The first feint toward avoidance by the administration will be to appeal, but that can provide only brief respite because the Kansas Supreme Court probably won’t take long to find, for the third time in nine years, the funding constitutionally inadequate.
The Shawnee panel’s detailed, persuasive and restrained analysis demonstrates that money properly applied can, in fact, make schools better. It also points out that there is an “affirmative path to compliance” lying in “sincerity, practicality and reasonable accommodation” and urged mediation between the state and the plaintiff school districts.

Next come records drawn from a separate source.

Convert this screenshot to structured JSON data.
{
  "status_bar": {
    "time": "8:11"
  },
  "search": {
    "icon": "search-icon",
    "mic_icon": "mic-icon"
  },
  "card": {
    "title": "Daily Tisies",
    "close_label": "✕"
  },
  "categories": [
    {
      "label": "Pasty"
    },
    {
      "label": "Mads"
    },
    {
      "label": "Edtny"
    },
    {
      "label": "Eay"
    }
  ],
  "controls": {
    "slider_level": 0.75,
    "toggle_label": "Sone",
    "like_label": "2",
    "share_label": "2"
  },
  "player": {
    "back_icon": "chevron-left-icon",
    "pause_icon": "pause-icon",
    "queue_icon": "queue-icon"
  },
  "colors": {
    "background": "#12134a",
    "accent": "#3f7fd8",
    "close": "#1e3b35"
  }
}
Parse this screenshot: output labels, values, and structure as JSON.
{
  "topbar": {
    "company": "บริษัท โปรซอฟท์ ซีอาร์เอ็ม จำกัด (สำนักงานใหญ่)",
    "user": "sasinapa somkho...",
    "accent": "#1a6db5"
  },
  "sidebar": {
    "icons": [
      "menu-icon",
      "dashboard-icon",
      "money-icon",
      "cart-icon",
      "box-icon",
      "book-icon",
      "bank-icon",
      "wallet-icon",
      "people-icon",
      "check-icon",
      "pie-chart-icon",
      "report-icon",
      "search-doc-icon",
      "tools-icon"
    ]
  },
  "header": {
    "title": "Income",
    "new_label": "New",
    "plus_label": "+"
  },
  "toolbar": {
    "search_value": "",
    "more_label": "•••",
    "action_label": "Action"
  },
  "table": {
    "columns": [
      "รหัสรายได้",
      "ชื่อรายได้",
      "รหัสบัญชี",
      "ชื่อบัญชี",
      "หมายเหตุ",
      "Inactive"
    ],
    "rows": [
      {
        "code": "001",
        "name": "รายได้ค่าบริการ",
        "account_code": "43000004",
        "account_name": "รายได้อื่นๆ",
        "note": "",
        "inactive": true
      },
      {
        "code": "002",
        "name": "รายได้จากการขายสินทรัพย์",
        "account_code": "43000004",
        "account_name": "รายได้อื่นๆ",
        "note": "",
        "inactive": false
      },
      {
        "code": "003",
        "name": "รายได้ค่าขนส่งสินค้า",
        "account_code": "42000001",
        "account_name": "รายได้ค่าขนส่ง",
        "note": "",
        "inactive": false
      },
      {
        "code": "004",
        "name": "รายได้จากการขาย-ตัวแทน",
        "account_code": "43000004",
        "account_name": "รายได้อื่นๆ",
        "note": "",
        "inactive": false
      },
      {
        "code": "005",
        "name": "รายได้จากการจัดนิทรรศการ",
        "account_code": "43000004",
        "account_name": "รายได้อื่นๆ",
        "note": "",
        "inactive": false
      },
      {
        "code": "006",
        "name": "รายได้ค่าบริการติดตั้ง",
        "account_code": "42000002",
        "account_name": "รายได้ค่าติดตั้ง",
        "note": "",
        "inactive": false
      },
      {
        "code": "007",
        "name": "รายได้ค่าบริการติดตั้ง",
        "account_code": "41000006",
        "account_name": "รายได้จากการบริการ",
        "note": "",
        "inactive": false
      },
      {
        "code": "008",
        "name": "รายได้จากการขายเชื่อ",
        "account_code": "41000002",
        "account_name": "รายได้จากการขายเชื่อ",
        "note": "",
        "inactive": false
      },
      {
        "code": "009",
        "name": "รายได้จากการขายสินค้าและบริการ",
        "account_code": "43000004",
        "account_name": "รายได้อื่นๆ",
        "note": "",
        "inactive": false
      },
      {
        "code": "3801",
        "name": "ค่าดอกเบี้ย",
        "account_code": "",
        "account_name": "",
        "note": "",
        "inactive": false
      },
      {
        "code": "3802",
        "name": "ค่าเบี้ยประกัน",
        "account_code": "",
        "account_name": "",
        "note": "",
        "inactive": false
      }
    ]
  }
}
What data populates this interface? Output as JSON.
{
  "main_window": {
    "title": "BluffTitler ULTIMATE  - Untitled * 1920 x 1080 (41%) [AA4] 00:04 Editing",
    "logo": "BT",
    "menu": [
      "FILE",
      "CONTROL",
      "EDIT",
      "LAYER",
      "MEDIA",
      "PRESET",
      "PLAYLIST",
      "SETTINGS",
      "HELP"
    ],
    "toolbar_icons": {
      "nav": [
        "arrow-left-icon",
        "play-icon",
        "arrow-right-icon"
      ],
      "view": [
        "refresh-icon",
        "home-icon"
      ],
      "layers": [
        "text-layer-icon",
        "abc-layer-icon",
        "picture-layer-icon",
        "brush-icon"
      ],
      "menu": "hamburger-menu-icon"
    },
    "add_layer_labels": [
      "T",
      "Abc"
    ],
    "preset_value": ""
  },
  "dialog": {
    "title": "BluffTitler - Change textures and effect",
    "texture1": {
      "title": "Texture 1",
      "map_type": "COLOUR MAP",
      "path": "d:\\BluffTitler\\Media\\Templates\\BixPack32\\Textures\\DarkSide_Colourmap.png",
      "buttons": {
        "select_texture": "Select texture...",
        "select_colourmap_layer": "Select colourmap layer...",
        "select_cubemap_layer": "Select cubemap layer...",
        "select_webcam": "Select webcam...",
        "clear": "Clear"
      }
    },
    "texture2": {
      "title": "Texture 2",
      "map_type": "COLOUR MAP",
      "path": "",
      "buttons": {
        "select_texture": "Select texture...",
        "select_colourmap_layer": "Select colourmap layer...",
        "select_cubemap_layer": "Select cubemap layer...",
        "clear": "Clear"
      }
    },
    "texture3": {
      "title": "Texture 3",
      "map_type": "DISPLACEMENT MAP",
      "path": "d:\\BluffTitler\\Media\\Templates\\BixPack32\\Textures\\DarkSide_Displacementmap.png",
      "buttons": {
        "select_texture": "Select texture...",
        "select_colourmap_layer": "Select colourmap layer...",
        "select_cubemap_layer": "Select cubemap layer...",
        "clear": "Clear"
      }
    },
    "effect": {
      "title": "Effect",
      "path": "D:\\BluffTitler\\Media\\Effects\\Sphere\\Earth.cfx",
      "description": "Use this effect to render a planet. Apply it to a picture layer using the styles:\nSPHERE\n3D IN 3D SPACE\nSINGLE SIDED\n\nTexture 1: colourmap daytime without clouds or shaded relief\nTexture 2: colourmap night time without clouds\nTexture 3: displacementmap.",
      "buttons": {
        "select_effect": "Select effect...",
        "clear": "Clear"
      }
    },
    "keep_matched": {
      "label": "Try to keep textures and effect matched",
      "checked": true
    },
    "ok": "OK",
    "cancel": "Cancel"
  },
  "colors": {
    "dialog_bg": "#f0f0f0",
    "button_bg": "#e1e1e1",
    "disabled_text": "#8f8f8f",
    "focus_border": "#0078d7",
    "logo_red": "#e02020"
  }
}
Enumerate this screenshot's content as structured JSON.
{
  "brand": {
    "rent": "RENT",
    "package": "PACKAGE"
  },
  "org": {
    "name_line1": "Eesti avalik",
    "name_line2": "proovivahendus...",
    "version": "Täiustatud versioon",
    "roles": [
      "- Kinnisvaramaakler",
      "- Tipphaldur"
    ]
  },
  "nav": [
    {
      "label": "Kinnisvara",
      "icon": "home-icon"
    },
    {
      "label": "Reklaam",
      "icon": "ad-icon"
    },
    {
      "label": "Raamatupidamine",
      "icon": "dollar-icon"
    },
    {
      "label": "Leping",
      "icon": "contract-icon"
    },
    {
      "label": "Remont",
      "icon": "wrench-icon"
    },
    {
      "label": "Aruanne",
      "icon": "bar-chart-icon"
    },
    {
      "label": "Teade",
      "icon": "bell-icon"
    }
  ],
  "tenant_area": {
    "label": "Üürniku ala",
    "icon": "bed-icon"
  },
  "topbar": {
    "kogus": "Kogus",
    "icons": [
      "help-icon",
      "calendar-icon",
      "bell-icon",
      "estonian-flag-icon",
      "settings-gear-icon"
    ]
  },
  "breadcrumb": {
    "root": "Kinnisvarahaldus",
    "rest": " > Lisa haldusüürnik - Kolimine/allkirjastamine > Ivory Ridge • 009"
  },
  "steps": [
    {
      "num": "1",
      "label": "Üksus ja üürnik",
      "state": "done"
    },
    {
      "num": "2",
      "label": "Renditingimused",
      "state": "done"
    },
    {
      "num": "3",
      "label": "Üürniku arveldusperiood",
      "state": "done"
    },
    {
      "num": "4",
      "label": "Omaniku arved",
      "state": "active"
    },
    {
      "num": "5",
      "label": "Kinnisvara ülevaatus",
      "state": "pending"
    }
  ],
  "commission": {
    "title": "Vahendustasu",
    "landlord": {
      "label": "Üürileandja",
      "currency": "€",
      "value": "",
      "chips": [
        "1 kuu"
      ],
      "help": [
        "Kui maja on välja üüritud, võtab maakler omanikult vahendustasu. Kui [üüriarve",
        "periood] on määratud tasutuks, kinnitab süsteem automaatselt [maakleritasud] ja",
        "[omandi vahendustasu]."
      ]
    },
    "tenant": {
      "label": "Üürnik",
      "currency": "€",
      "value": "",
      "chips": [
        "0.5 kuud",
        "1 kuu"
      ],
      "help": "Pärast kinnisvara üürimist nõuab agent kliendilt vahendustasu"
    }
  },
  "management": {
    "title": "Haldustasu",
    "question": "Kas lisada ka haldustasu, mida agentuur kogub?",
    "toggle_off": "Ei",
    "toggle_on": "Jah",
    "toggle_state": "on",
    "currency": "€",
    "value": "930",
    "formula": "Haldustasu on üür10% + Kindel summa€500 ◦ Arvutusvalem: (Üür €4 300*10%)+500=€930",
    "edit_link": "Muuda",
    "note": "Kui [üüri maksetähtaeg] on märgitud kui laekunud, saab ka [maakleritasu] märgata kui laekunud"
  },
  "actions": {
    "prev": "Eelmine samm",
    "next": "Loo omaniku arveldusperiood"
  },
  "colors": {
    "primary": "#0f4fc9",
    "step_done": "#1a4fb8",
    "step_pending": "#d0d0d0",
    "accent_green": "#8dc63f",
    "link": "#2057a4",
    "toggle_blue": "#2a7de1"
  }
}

That idea is reasonable – and certainly does not support Wagle’s description of a “political and antagonistic” court – but don’t hold your breath. Our governor and legislative leadership appear willing to sacrifice the education and futures of thousands of Kansans, as well as the economic and social stability of the state itself, to perpetuate their fantastical small-government, tax-free ideological paradise that excludes all but people like them and that, under a distorted idea of personal liberty, imposes no societal obligation beyond self-preservation.
Brownback and his legislators need to end their destructive denial, acknowledge publicly the logic of the court’s analysis, accept responsibility for the potential disaster that they have created and go to work on it without delay. Kansans should accept nothing less, and Kansas students deserve a great deal more than they have been getting.